Interrupted genealogies.

I read an interview with Brigitte Vasallo where she says she cannot trace her own genealogy — and perhaps, she adds, that’s because the place she comes from has a different kind.
She talks about a parchment in the Metropolitan Museum: the genealogy of the kings of England, a perfect tree, without interruptions, where every name justifies the next.
“I don’t belong to those people,” she says.
Neither do I.
And I don’t think anyone truly does, if they look closely enough.

Genealogy is a kind of imprint.
It grows inside you — in your body, in your brain, in memories that aren’t even yours.
It shapes how you react, the tone in which you love, the fear you feel without knowing why.
It’s both a neurological and symbolic network: a system of memories you never chose, but that you carry like a second skin.

On my mother’s side, my genealogy begins with an escape.
A woman from Puglia flees an arranged marriage and goes to Germany to work.
There she meets an Emilian man, also exiled from his land after the war.
They fall in love, get married, have two daughters — one born in Switzerland, one in Germany — then return to Modena with their suitcases full of dialects and nostalgia.

On my father’s side, the line grows darker.
A grandmother from Turin, a grandfather from Puglia, a noble surname — Iambrenghi — lost in the early twentieth century.
My father grows up among the Salesians, in a world where love is confused with discipline.
As a doctor, he meets my mother in a hospital: she’s twenty, he’s almost forty, already married, with a son.
They fall in love, in secret.
For years their story remains hidden.
When I’m born, I carry only my mother’s surname: my father can’t recognize me.
His wife — daughter of a judge entangled with the mafia — threatens to take me away.
Only later do I take my father’s name.
My parents never live together.
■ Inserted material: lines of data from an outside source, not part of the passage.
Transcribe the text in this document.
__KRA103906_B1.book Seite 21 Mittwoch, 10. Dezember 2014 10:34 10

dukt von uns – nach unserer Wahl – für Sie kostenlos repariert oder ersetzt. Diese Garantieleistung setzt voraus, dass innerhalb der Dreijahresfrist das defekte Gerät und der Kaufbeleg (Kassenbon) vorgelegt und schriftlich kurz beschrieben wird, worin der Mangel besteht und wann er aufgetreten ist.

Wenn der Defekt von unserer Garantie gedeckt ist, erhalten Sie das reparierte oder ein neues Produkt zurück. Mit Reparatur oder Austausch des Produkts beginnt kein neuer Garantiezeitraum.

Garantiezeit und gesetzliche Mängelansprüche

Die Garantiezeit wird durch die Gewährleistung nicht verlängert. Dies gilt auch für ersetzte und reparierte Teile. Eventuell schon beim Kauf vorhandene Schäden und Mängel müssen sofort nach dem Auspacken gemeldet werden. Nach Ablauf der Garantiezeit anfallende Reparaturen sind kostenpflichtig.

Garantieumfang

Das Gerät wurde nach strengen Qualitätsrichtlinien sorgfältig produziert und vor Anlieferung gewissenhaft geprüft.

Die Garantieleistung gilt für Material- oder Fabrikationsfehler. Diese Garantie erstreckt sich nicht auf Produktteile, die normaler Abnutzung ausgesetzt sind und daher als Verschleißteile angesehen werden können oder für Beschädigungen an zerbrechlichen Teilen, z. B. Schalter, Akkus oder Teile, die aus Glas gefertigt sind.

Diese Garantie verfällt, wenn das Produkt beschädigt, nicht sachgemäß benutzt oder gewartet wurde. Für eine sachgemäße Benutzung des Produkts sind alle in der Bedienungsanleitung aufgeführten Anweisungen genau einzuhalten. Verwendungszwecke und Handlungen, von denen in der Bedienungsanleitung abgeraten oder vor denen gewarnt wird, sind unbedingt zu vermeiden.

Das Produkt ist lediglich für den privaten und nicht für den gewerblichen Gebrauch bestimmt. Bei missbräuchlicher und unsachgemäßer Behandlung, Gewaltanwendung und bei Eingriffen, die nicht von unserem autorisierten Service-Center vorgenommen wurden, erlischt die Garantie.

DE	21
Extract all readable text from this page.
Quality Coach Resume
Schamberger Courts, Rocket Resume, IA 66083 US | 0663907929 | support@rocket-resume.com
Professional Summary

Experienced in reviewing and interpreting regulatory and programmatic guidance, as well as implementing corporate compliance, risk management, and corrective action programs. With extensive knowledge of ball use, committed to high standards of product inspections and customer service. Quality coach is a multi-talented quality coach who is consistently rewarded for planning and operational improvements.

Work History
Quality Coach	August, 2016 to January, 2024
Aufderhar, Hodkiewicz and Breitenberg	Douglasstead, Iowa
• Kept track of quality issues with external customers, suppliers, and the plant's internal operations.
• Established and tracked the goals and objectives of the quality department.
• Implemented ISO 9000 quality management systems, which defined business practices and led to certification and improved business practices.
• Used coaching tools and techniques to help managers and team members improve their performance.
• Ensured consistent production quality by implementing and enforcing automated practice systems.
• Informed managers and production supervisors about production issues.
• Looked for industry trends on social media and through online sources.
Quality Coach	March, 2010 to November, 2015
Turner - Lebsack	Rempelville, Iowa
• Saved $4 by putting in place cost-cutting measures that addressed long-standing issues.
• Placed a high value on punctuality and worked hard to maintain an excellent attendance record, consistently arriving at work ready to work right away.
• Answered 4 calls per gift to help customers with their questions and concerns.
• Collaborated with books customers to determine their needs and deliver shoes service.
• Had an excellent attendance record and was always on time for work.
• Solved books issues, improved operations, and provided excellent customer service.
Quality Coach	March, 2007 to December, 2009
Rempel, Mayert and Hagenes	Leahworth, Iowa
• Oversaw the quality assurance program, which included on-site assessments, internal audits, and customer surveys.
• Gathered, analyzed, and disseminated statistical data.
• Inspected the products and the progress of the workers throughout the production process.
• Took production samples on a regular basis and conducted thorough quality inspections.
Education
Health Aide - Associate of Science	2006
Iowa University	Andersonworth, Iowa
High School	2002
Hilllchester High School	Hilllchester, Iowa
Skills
They separate when I’m six.
Then he dies.

You grow up among stories like these and realize that genealogy isn’t a root: it’s a fracture that splits you in two.
That family isn’t a value, but a rhetorical construction that turns dependence into love and wounds into identity.
I’ve never understood those who treat family as a trophy.
Family, in most cases, is a damage you learn to heal from alone.
Bonds that teach you early the weight of survival — and that you keep carrying out of duty, fear, or habit.

And yet, family history truly changes us — not in a romantic way, but in a physiological one.
It reorganizes neural connections, forms emotional memory, builds the way the body responds to the world.
We are archives of what we didn’t choose.
But that doesn’t mean we must be defined by what has hurt us.

Genealogy is the subtlest form of power — the one that seeps into feelings.
It’s genealogy that tells us family is sacred, that it belongs to the private sphere, that it must be protected even when it destroys.
That’s how capitalism, patriarchy, and morality hold together: by normalizing the family as the only legitimate space for love and meaning.

It’s the same mechanism that turned the sense of duty into a virtue.
We’ve been taught that staying — in a family, in a relationship, in a structure that suffocates us — is a sign of maturity, altruism, responsibility.
But that duty is nothing more than a device of control disguised as a moral value: a pedagogy of renunciation meant to keep linear genealogies alive, even when they generate trauma.
In a society that labels as “selfish” anyone who chooses to save themselves, obedience becomes a form of emotional servitude.
We stay out of duty, not love. We inherit out of inertia, not choice.
That’s how genealogy reproduces itself: through guilt, gratitude, the fear of hurting.
Breaking that chain isn’t selfishness. It’s a political act.
It means giving life the chance to be something other than what was handed down to us.

Real lives never resemble those perfect parchments.
They are irregular stories — made of silences, distances, people who loved each other the wrong way.
And right there, in that discontinuity, another kind of inheritance can begin: not the inheritance of blood, but of transformed pain.

Pain as legacy — but also as language.
A language that isn’t inherited: it’s learned, disarmed, reinterpreted.
Because if all we receive is trauma, what we can choose is how to make it breathe.

I know that who I am is born from that story — from escape, secrecy, distance — but I refuse to be defined only by it.
My task is not to perpetuate the genealogy, but to interrupt it consciously.
Not to glorify the family, but to translate it, transform it, disarm it.

And I think we should stop saying that only family saves us.
It’s not true.
We save ourselves.
We save ourselves every time we recognize pain without inheriting it as destiny.
Every time we choose to exist outside the line.